La critique mordante de Jeffrey Sachs - La bourse ou la vie?

Jeffrey Sachs
Photo: Jeffrey Sachs

Le Sommet du millénaire de Montréal s'est ouvert hier par des discussions entre spécialistes du développement international et de l'action communautaire. Parmi ceux-ci, l'économiste américain Jeffrey Sachs a dressé un portrait sans complaisance des politiques menées en Occident au cours des 30 dernières années.
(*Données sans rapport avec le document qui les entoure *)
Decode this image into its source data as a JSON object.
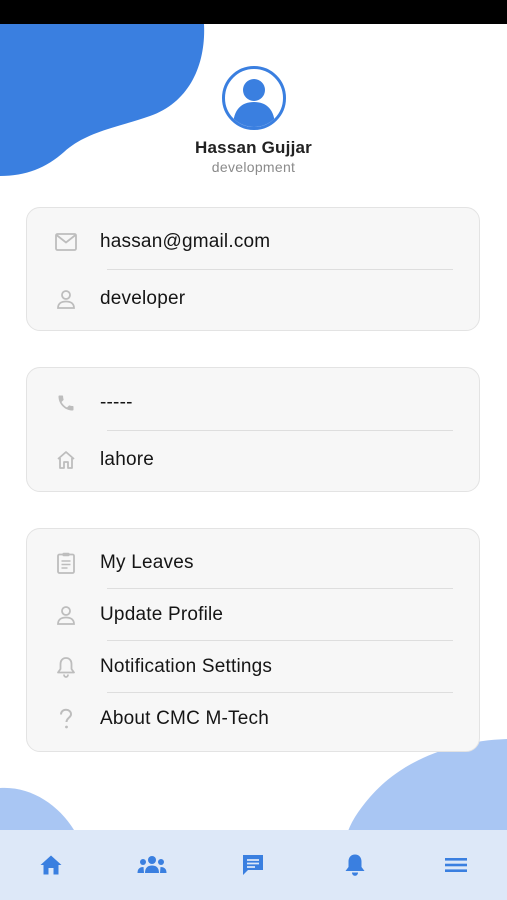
{
  "profile": {
    "name": "Hassan Gujjar",
    "role": "development"
  },
  "contact_card": {
    "email": "hassan@gmail.com",
    "designation": "developer"
  },
  "address_card": {
    "phone": "-----",
    "city": "lahore"
  },
  "menu": {
    "my_leaves": "My Leaves",
    "update_profile": "Update Profile",
    "notification_settings": "Notification Settings",
    "about": "About CMC M-Tech"
  },
  "bottom_nav": [
    "home-icon",
    "team-icon",
    "messages-icon",
    "bell-icon",
    "menu-icon"
  ],
  "colors": {
    "accent": "#3a7fe0",
    "blob_light": "#a9c6f3",
    "nav_background": "#dde8f8",
    "icon_muted": "#bdbdbd"
  }
}
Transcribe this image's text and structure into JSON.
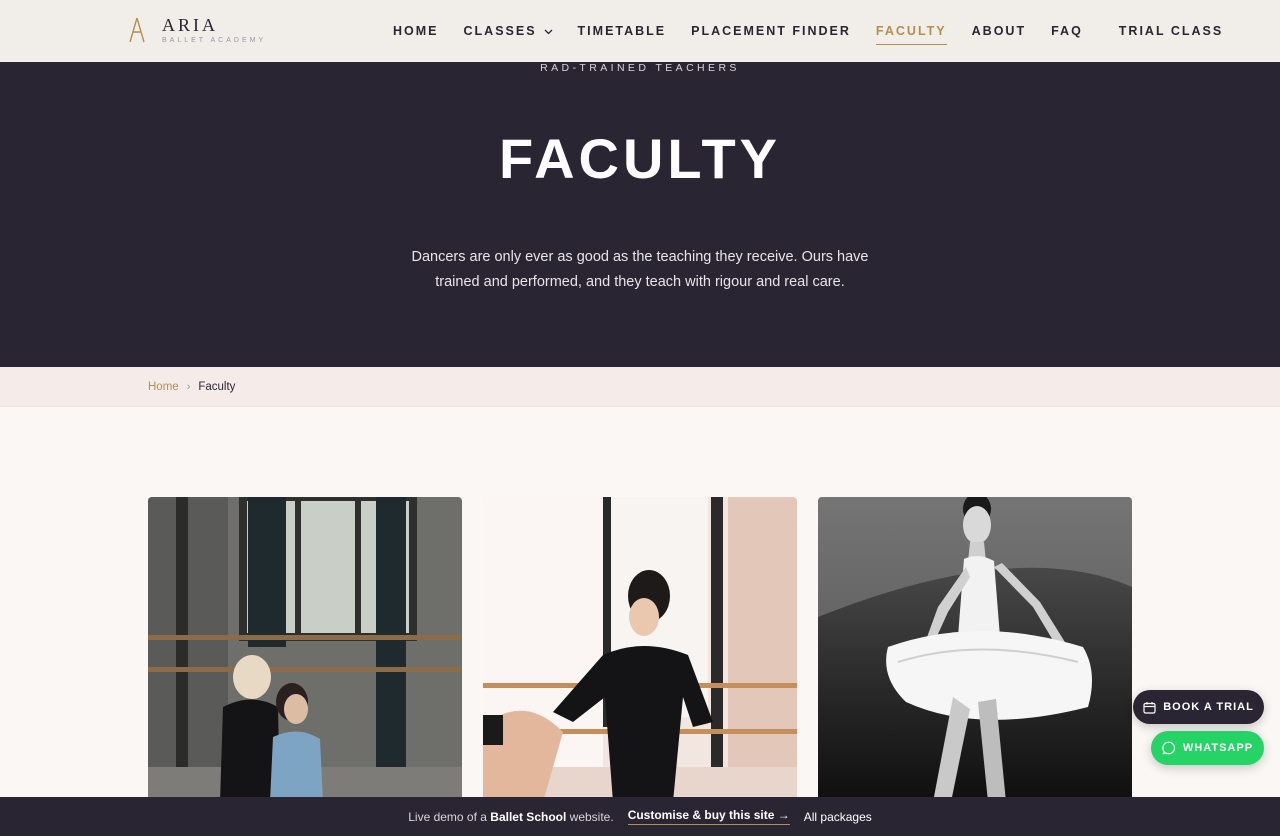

En décembre dernier, les cadres de la banque d'investissement Merrill Lynch, techniquement en faillite et renflouée par le Trésor américain, se sont partagé des primes totalisant quatre milliards de dollars. «C'est une somme à peu près égale à tout le budget de l'aide américaine destinée à 800 millions de personnes en Afrique», s'insurge l'économiste Jeffrey Sachs, professeur à l'Université Columbia et conseiller spécial auprès du secrétaire général de l'Organisation des Nations unies, Ban Ki-moon.

M. Sachs était hier midi le conférencier principal au Sommet du millénaire de Montréal, un événement destiné à garder présents dans les esprits les objectifs en matière de développement humain que l'ONU s'était fixés en l'an 2000.

Plan réalisable

Malgré la crise économique actuelle et le retard pris depuis neuf ans, l'économiste croit que ces huit cibles demeurent «tout à fait réalisables» à l'horizon de 2015.

Et la fatigue des contribuables en période d'argent rare?, avons-nous demandé. «Si le président des États-Unis ou le premier ministre du Canada montraient sur un même tableau les sommes considérables qui sont consacrées aux plans de stimulation économique et les petites sommes qui vont à l'aide au développement, les gens comprendraient que nous ne parlons pas d'un plan de sauvetage de 700 milliards pour l'Afrique, mais de quelques milliards qui ont été promis et qui n'ont pas été livrés», a répondu Jeffrey Sachs.

«Le coût de ce que nous avons promis de faire — qui sauverait des millions de vies et améliorerait celles de centaines de millions d'autres personnes — est une petite fraction de ce que nous dépensons actuellement en plans de sauvetage», a-t-il ajouté.

Dans son allocution, M. Sachs a enjoint les pays riches de remplir leur promesse, faite en 2005 au sommet du G8 à Gleneagles, de doubler en 2010 leur aide aux pays les plus pauvres. Un engagement qui a été réitéré au récent G20 de Londres. «Le sommet du G8 l'an prochain au Canada sera critique, a noté l'économiste. Si nous ne pouvons pas tenir cette promesse, ce ne sera plus la peine d'organiser de telles rencontres.»

La crise

M. Sachs a dit voir dans la crise actuelle plus qu'un simple ralentissement économique. «On sent que les postulats auxquels notre société a cru pendant une génération nous ont menés à une série de crises qui semblent empirer.»

Au-delà des «accidents» ou des «erreurs» commises à Wall Street, l'économiste croit que nous sommes enfin confrontés à «des problèmes qui ont pris de l'importance, mais que nous aurions dû voir» depuis longtemps. Des problèmes «interconnectés d'instabilité, d'injustice grotesque» et de gestion sociale et environnementale à courte vue.

Pour Jeffrey Sachs, cette situation s'explique au moins en partie par le fait que «l'industrie financière a pris le contrôle du gouvernement alors que ce dernier aurait plutôt dû la réglementer». «Je dirais que la politique américaine a été menée en faveur des riches pendant 30 ans. Non seulement Ronald Reagan a pris le pouvoir en disant que le gouvernement était le problème, mais il s'est moqué des pauvres.»

«Quelques gestes positifs» ont tout de même été faits pendant cette période d'«irresponsabilité», a noté Jeffrey Sachs: l'adoption de conventions internationales sur les changements climatiques, la biodiversité et la désertification, et l'adoption des Objectifs de développement du millénaire.

«La question est de savoir si nous avons encore assez d'intégrité comme société pour agir», a dit Jeffrey Sachs.